A short structured logger using stdlib logging is enough:

import json
import logging
import time

log = logging.getLogger("mcp.tools")

def log_tool_call(tool: str, args: dict, result: CallToolResult, started: float) -> None:
    duration_ms = int((time.monotonic() - started) * 1000)
    if result.isError:
        try:
            payload = json.loads(result.content[0].text)
            code = payload.get("error_code", "unknown")
        except (ValueError, IndexError, AttributeError):
            code = "unstructured"
        log.warning("tool_error tool=%s code=%s duration_ms=%d", tool, code, duration_ms)
    else:
        log.info("tool_ok tool=%s duration_ms=%d", tool, duration_ms)

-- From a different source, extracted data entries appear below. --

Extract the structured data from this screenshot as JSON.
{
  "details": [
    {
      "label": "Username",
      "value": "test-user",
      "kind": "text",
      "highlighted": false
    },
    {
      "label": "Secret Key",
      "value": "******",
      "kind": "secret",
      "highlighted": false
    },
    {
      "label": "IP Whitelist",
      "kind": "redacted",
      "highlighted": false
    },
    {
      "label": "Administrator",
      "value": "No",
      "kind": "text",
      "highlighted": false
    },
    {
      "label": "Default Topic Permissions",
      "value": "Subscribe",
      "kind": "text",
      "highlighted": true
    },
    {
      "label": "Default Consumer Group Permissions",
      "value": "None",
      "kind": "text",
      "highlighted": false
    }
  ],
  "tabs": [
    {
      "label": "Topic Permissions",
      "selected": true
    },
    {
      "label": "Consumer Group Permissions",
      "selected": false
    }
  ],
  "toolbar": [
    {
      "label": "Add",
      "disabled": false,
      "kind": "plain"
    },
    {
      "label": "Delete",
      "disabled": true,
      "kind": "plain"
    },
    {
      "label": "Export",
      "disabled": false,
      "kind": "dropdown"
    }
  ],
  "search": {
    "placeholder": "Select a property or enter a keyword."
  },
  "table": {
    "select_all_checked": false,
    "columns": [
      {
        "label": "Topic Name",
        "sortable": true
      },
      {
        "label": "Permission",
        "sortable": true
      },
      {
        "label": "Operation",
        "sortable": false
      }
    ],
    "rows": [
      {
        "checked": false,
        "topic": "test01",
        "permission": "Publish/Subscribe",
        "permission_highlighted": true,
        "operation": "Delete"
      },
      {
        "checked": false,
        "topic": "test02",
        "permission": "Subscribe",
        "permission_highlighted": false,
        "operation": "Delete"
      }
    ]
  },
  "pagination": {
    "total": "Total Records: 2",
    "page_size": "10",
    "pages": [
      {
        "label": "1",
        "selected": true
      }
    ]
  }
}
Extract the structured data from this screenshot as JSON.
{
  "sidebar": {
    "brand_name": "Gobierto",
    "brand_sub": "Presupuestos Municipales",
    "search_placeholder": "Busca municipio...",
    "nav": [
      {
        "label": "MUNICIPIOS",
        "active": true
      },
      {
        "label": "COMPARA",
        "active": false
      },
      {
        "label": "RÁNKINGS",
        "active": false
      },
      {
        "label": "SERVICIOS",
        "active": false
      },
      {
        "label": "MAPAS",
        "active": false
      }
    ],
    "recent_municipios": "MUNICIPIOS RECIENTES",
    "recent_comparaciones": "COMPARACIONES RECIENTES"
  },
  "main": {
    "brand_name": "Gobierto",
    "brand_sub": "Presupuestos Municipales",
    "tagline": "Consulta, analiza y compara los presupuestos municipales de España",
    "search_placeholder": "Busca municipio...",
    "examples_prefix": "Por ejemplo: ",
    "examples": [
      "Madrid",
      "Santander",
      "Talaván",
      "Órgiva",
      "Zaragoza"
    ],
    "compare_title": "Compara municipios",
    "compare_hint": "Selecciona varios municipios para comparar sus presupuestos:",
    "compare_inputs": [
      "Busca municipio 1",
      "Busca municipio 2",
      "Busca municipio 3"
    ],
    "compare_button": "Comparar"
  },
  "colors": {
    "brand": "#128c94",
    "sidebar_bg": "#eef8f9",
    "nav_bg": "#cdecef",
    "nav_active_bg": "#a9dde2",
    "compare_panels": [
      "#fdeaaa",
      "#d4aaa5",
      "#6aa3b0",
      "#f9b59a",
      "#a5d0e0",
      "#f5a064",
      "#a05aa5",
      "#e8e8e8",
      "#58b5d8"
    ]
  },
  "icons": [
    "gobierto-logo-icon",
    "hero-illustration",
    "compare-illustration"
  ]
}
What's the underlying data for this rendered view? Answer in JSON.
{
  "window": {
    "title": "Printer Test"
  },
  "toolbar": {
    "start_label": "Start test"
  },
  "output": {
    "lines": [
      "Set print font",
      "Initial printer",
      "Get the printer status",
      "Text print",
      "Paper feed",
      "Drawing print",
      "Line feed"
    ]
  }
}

Roll this into your tool decorator or a FastMCP middleware. The goal is machine-readable error codes flowing through one place, so you can ask questions like "which error code dominates this week" instead of grepping unstructured text.

Decision checklist

When you write a new MCP tool, run through these four questions:

  1. Can the model plausibly fix this and retry on the next turn? If yes, return isError=True with a structured payload that includes a hint.
  2. Is the failure a programmer mistake or missing infrastructure? If yes, raise. Let it show up as a real traceback.
  3. Are you depending on a specific SDK exception-to-content mapping? If yes, switch to explicit returns. The mapping has changed three times and will change again.
  4. Are you logging error_code alongside the call? If no, you cannot tell whether your tools are getting better or worse over time.

Models choosing between tools, retrying, and escalating to the user is the loop that makes MCP useful. The error format you ship is the loop's input. Treat it with the same care you treat your tool's success payload, and the model will do most of the recovery work for you.